Re: Media Capture and Streams Last Call review; deadline May 15 ( LC-3013) from Dominique Hazael-Massieux on 2015-08-17 (public-media-capture@w3.org from August 2015)

From: Dominique Hazael-Massieux <dom@w3.org>
Date: Mon, 17 Aug 2015 14:50:08 +0200
To: Nigel Megitt <nigel.megitt@bbc.co.uk>, "public-media-capture@w3.org" <public-media-capture@w3.org>, "public-pfwg@w3.org" <public-pfwg@w3.org>
Message-ID: <55D1D880.3050505@w3.org>
Hi Nigel,

Any feedback on my reply below? I would like to close the loop on this 
if possible; at the very least, it would be useful to understand if you 
intend to formally object to our disposition of your comment or not so 
that we can understand what our next steps with progressing that 
specification will need to be.

Thanks,

Dom

On 21/07/2015 15:02, Dominique Hazael-Massieux wrote:
> Hi Nigel,
>
> On 10/07/2015 16:11, Nigel Megitt wrote:
>>
>> Thank you for your response to my comment. I agree that the current WD
>> does not deal with streams of data related to the media, so in that sense
>> you have provided an accurate answer. However I am far from certain that
>> this is acceptable. As far as I can see this constraint prevents WebRTC
>> both from being augmented with accessibility data for example
>> subtitles/captions and from being augmented with other data-based
>> functionality such as the display of text or graphics not associated with
>> accessibility.
>
> The fact that this particular API doesn't provide the necessary hooks
> doesn't imply it's not doable with WebRTC.
>
> Indeed, for something like subtitle and captioning, you can already
> re-use the existing synchronization mechanisms provided by HTML media
> elements (e.g. ontimeupdate events) to display text synchronously with
> the content captured via getUserMedia.
>
> You could even use WebRTC data channels to transmit these captions if
> they are sourced from the same browser as the video/audio are.
>
> But the specific API we're talking about (Media Capture and Streams) is
> not specific to WebRTC; it strictly focuses on capturing media streams,
> and formalizing their synchronization semantics, not how they can be
> then transmitted or possibly synchronized with other out-of-band content.
>
>> I note that the Working Group Charter lists a dependency on WAI Protocols
>> and Formats Working Group: "Reviews from the WAI PF Working Group will be
>> required to ensure the APIs allow to create an accessible user
>> experience."
>
> We've solicited feedback from the WAI PFWG both directly and via the
> HTML Accessibility Task Force, but haven't heard back so far.
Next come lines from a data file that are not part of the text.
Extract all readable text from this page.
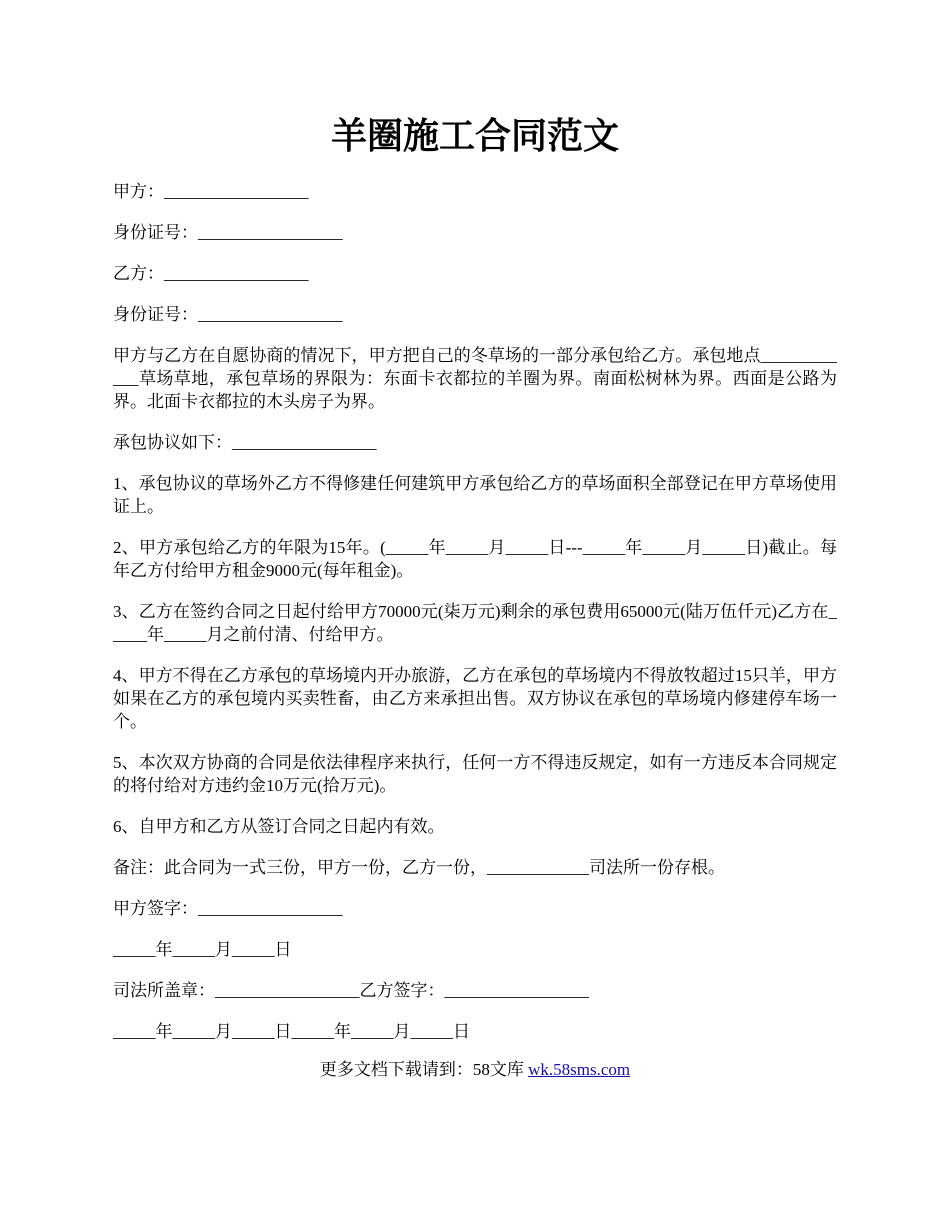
羊圈施工合同范文

甲方：_________________

身份证号：_________________

乙方：_________________

身份证号：_________________

甲方与乙方在自愿协商的情况下，甲方把自己的冬草场的一部分承包给乙方。承包地点____________草场草地，承包草场的界限为：东面卡衣都拉的羊圈为界。南面松树林为界。西面是公路为界。北面卡衣都拉的木头房子为界。

承包协议如下：_________________

1、承包协议的草场外乙方不得修建任何建筑甲方承包给乙方的草场面积全部登记在甲方草场使用证上。

2、甲方承包给乙方的年限为15年。(_____年_____月_____日---_____年_____月_____日)截止。每年乙方付给甲方租金9000元(每年租金)。

3、乙方在签约合同之日起付给甲方70000元(柒万元)剩余的承包费用65000元(陆万伍仟元)乙方在_____年_____月之前付清、付给甲方。

4、甲方不得在乙方承包的草场境内开办旅游，乙方在承包的草场境内不得放牧超过15只羊，甲方如果在乙方的承包境内买卖牲畜，由乙方来承担出售。双方协议在承包的草场境内修建停车场一个。

5、本次双方协商的合同是依法律程序来执行，任何一方不得违反规定，如有一方违反本合同规定的将付给对方违约金10万元(拾万元)。

6、自甲方和乙方从签订合同之日起内有效。

备注：此合同为一式三份，甲方一份，乙方一份，____________司法所一份存根。

甲方签字：_________________

_____年_____月_____日

司法所盖章：_________________乙方签字：_________________

_____年_____月_____日_____年_____月_____日

更多文档下载请到：58文库 wk.58sms.com
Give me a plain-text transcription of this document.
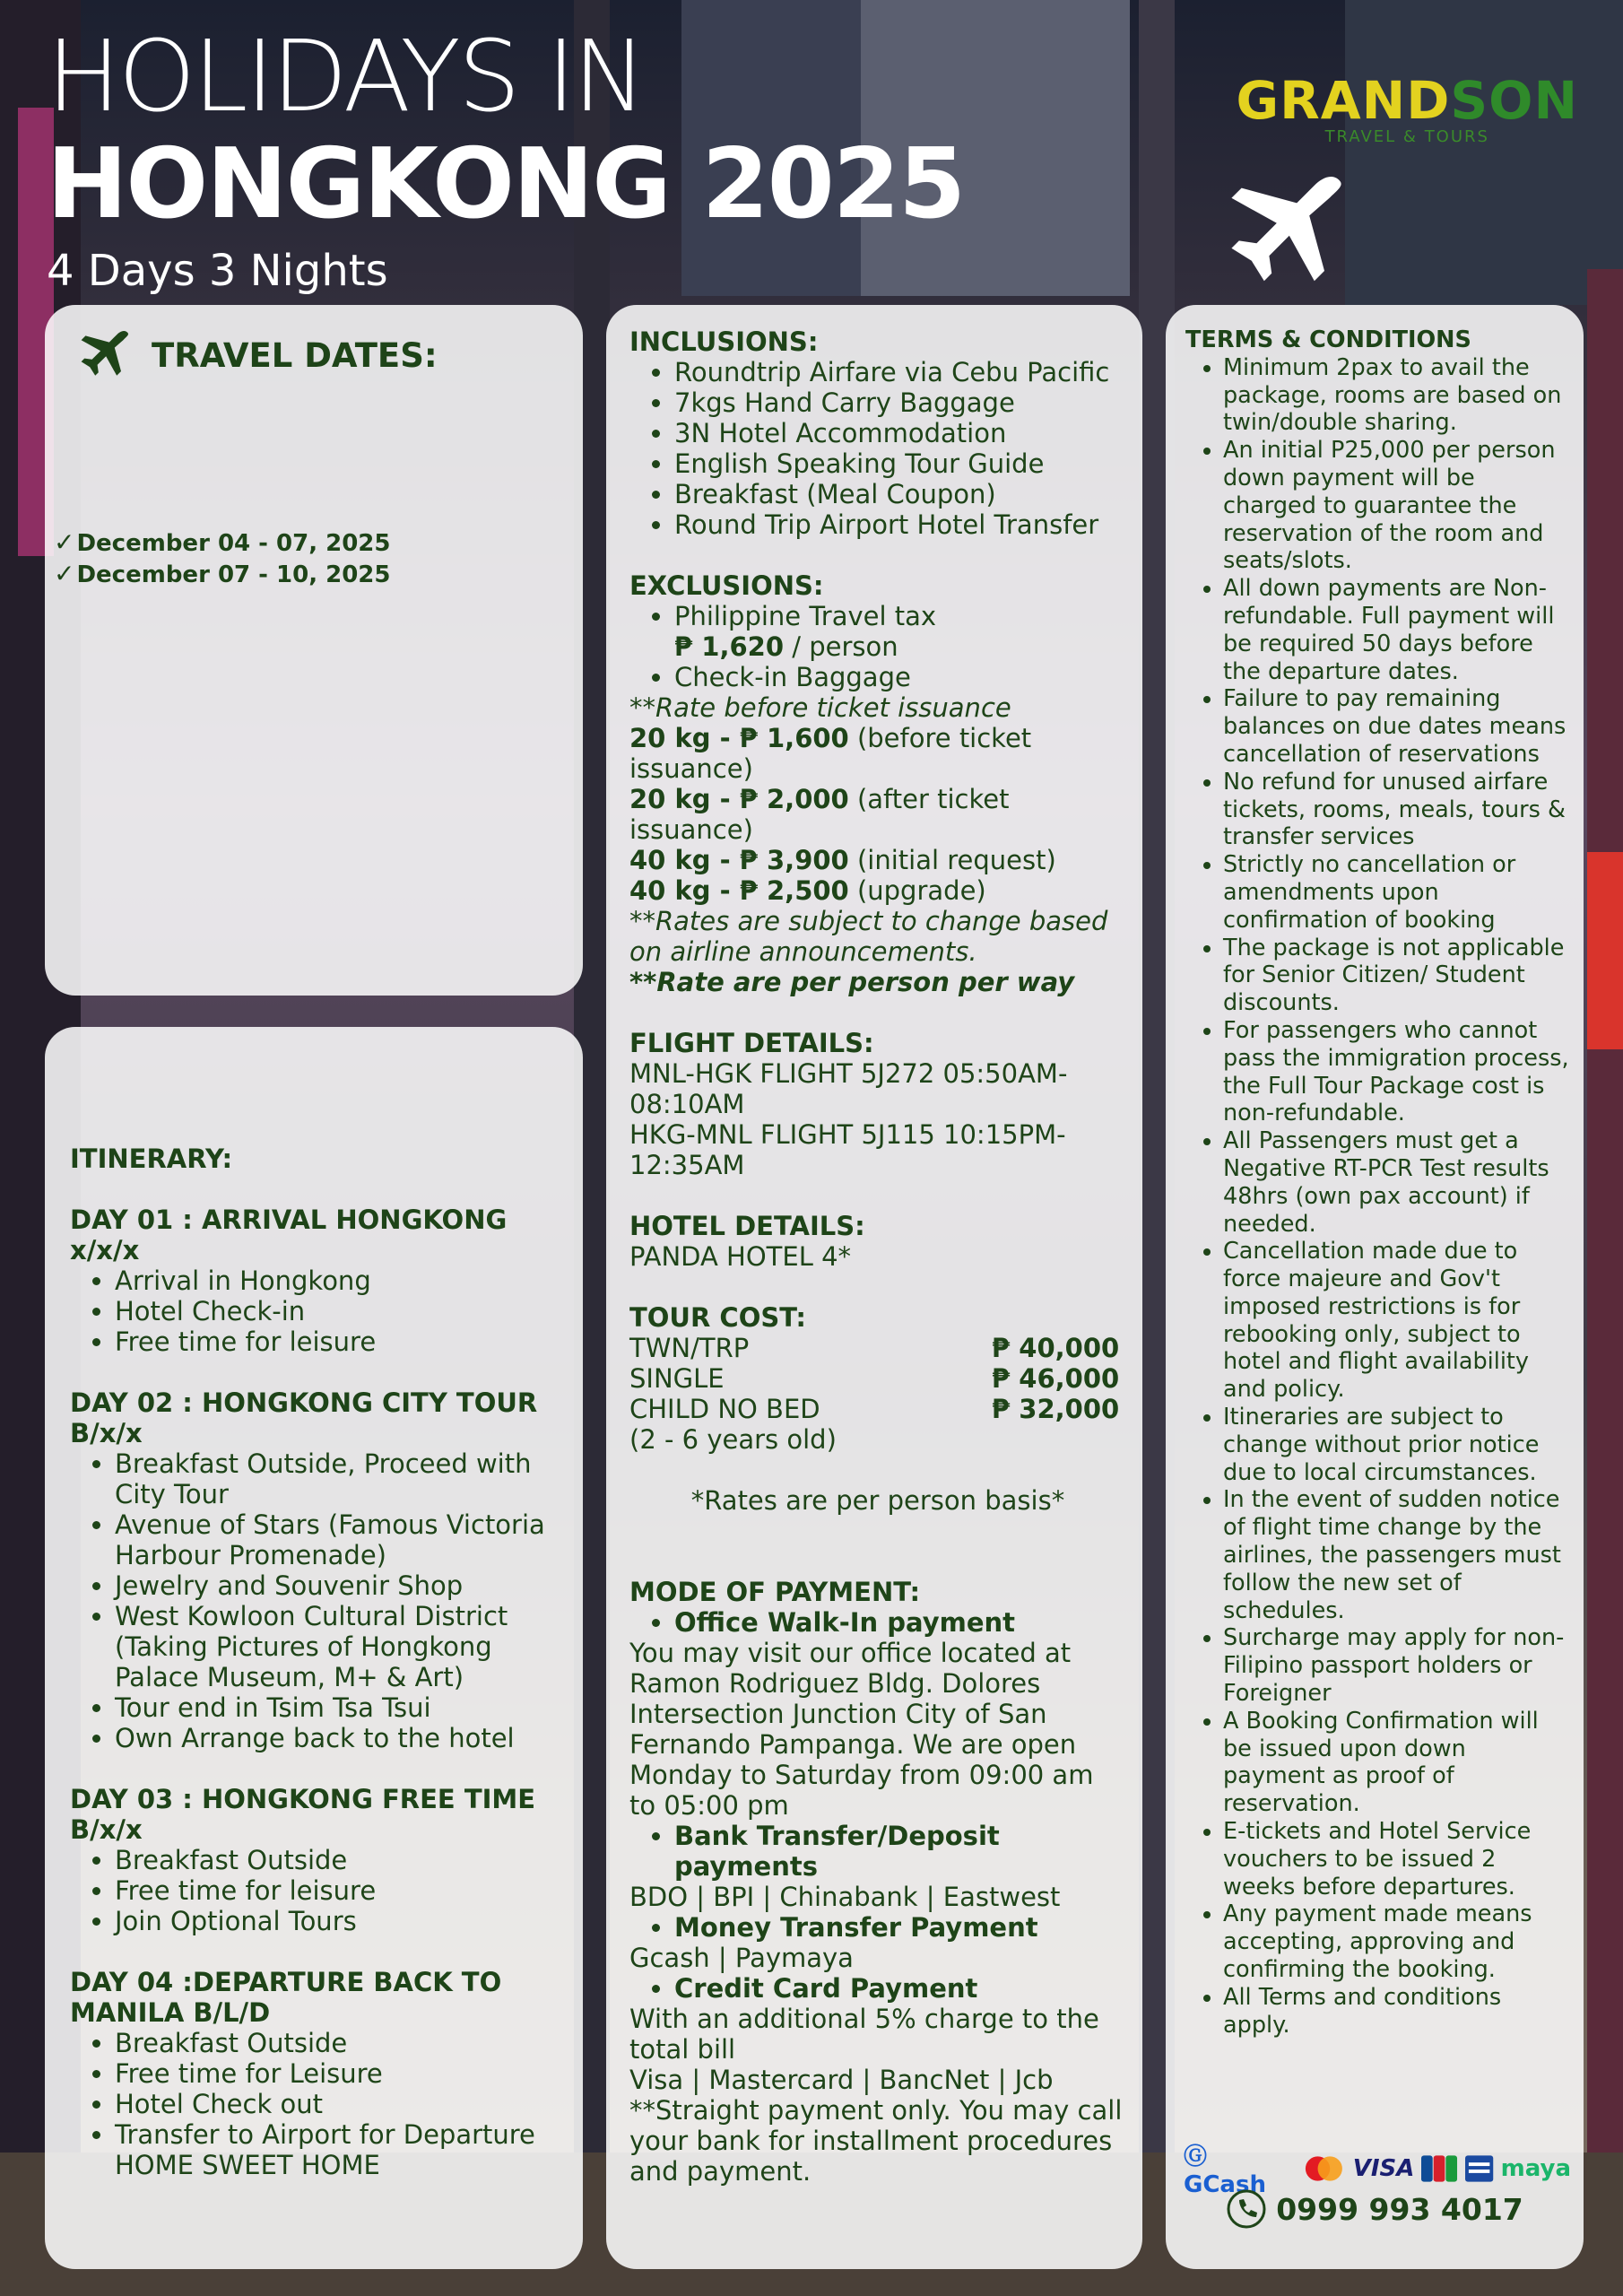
HOLIDAYS IN
HONGKONG 2025
4 Days 3 Nights
GRANDSON
TRAVEL & TOURS
TRAVEL DATES:
✓December 04 - 07, 2025
✓December 07 - 10, 2025
ITINERARY:
DAY 01 : ARRIVAL HONGKONG x/x/x
• Arrival in Hongkong
• Hotel Check-in
• Free time for leisure
DAY 02 : HONGKONG CITY TOUR B/x/x
• Breakfast Outside, Proceed with City Tour
• Avenue of Stars (Famous Victoria Harbour Promenade)
• Jewelry and Souvenir Shop
• West Kowloon Cultural District (Taking Pictures of Hongkong Palace Museum, M+ & Art)
• Tour end in Tsim Tsa Tsui
• Own Arrange back to the hotel
DAY 03 : HONGKONG FREE TIME B/x/x
• Breakfast Outside
• Free time for leisure
• Join Optional Tours
DAY 04 :DEPARTURE BACK TO MANILA B/L/D
• Breakfast Outside
• Free time for Leisure
• Hotel Check out
• Transfer to Airport for Departure HOME SWEET HOME
INCLUSIONS:
• Roundtrip Airfare via Cebu Pacific
• 7kgs Hand Carry Baggage
• 3N Hotel Accommodation
• English Speaking Tour Guide
• Breakfast (Meal Coupon)
• Round Trip Airport Hotel Transfer
EXCLUSIONS:
• Philippine Travel tax
₱ 1,620 / person
• Check-in Baggage
**Rate before ticket issuance
20 kg - ₱ 1,600 (before ticket issuance)
20 kg - ₱ 2,000 (after ticket issuance)
40 kg - ₱ 3,900 (initial request)
40 kg - ₱ 2,500 (upgrade)
**Rates are subject to change based on airline announcements.
**Rate are per person per way
FLIGHT DETAILS:
MNL-HGK FLIGHT 5J272 05:50AM-08:10AM
HKG-MNL FLIGHT 5J115 10:15PM-12:35AM
HOTEL DETAILS:
PANDA HOTEL 4*
TOUR COST:
TWN/TRP	₱ 40,000
SINGLE	₱ 46,000
CHILD NO BED	₱ 32,000
(2 - 6 years old)
*Rates are per person basis*
MODE OF PAYMENT:
• Office Walk-In payment
You may visit our office located at Ramon Rodriguez Bldg. Dolores Intersection Junction City of San Fernando Pampanga. We are open Monday to Saturday from 09:00 am to 05:00 pm
• Bank Transfer/Deposit payments
BDO | BPI | Chinabank | Eastwest
• Money Transfer Payment
Gcash | Paymaya
• Credit Card Payment
With an additional 5% charge to the total bill
Visa | Mastercard | BancNet | Jcb
**Straight payment only. You may call your bank for installment procedures and payment.
TERMS & CONDITIONS
• Minimum 2pax to avail the package, rooms are based on twin/double sharing.
• An initial P25,000 per person down payment will be charged to guarantee the reservation of the room and seats/slots.
• All down payments are Non-refundable. Full payment will be required 50 days before the departure dates.
• Failure to pay remaining balances on due dates means cancellation of reservations
• No refund for unused airfare tickets, rooms, meals, tours & transfer services
• Strictly no cancellation or amendments upon confirmation of booking
• The package is not applicable for Senior Citizen/ Student discounts.
• For passengers who cannot pass the immigration process, the Full Tour Package cost is non-refundable.
• All Passengers must get a Negative RT-PCR Test results 48hrs (own pax account) if needed.
• Cancellation made due to force majeure and Gov't imposed restrictions is for rebooking only, subject to hotel and flight availability and policy.
• Itineraries are subject to change without prior notice due to local circumstances.
• In the event of sudden notice of flight time change by the airlines, the passengers must follow the new set of schedules.
• Surcharge may apply for non-Filipino passport holders or Foreigner
• A Booking Confirmation will be issued upon down payment as proof of reservation.
• E-tickets and Hotel Service vouchers to be issued 2 weeks before departures.
• Any payment made means accepting, approving and confirming the booking.
• All Terms and conditions apply.
Ⓖ GCash
VISA	maya
0999 993 4017
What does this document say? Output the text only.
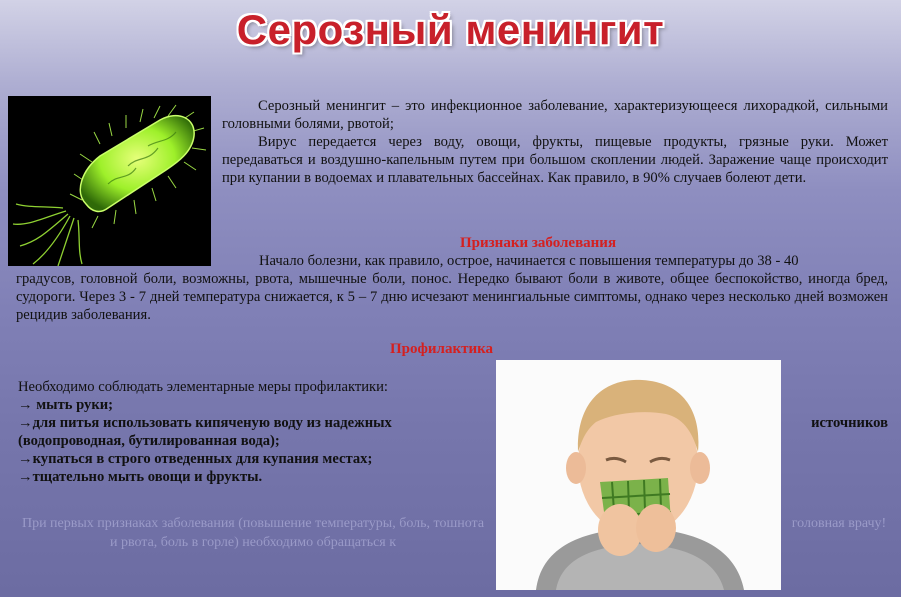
Серозный менингит

Серозный менингит – это инфекционное заболевание, характеризующееся лихорадкой, сильными головными болями, рвотой;

Вирус передается через воду, овощи, фрукты, пищевые продукты, грязные руки. Может передаваться и воздушно-капельным путем при большом скоплении людей. Заражение чаще происходит при купании в водоемах и плавательных бассейнах. Как правило, в 90% случаев болеют дети.

Признаки заболевания
Начало болезни, как правило, острое, начинается с повышения температуры до 38 - 40
градусов, головной боли, возможны, рвота, мышечные боли, понос. Нередко бывают боли в животе, общее беспокойство, иногда бред, судороги. Через 3 - 7 дней температура снижается, к 5 – 7 дню исчезают менингиальные симптомы, однако через несколько дней возможен рецидив заболевания.
Профилактика
Необходимо соблюдать элементарные меры профилактики:
→ мыть руки;
→для питья использовать кипяченую воду из надежных	источников
(водопроводная, бутилированная вода);
→купаться в строго отведенных для купания местах;
→тщательно мыть овощи и фрукты.
При первых признаках заболевания (повышение температуры, боль, тошнота и рвота, боль в горле) необходимо обращаться к
головная врачу!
I'm trying
> to get information as to whether we should expect any.
>
>> I am not a member of WAI PFWG but have copied in
>> public-pfwg@w3.org to this message to ensure they have visibility of my
>> comment: at present I believe that the APIs do not "allow to create an
>> accessible user experience."
>
> If you're talking specifically about synchronizing subtitles or
> captions, I think the APIs, taken with the rest of the platform, do
> allow to create an accessible user experience.
>
> If you're thinking of some other use cases, could you clarify which ones?
>
> If you don't think my assumptions about the possibility of using
> synchronization events for captions/subtitles for an accessible user
> experience hold, could you describe in more details why they're not
> sufficient? This would go a long way toward understanding what we would
> need to change in the API.
>
>> I would suggest it should be a matter of priority for the Working
>> Group to
>> consider adding this capability. You request a proposal for a specific
>> solution for this. One possible solution would be to extend the
>> MediaStreamTrack.kind attribute to permit the value "data" and to have a
>> further more specific type so that user agents can process data tracks
>> successfully.
>
> But why would they need to be put into a MediaStreamTrack object when
> they're not media content? What benefit is there to try and them in that
> structure instead of keeping that as out-of-band data?
>
>> It may also be helpful or necessary to expose a common clock
>> with which such data may be synchronised - further design work to
>> establish the importance of this would be needed.
>
> I believe that for captioning, the clock provided by ontimeupdate
> provides sufficient accuracy; but again, I may be missing something
> here, so would welcome your input as to why they would not.
>
>> An example of the usage scenario could be the provision of a sequence of
>> TTML or WebVTT documents which, on presentation, provide
>> subtitles/captions for the video or audio content. This could be achieved
>> by having a MediaStreamTrack of kind "data" and subtype "ttml+xml" in the
>> case of TTML.
>
> Clearly being able to play TTML or WebVTT documents along with playing a
> video or audio obtained from a MediaStream is useful; but why would they
> need to be provided in the same container as the media stream itself? as
> far as I know, for other video sources, these documents are provided out
> of band and synchronized by the client; this should apply with media
> streams obtained from getUserMedia as well, without having to force them
> into a MediaStream structure for which they're not fitted.
>
> Thanks for working with us on this! If it would be helpful to have a
> call to make faster progress or discuss some ideas in more details, let
> me know!
>
> Dom
>
>
Received on Monday, 17 August 2015 12:50:14 UTC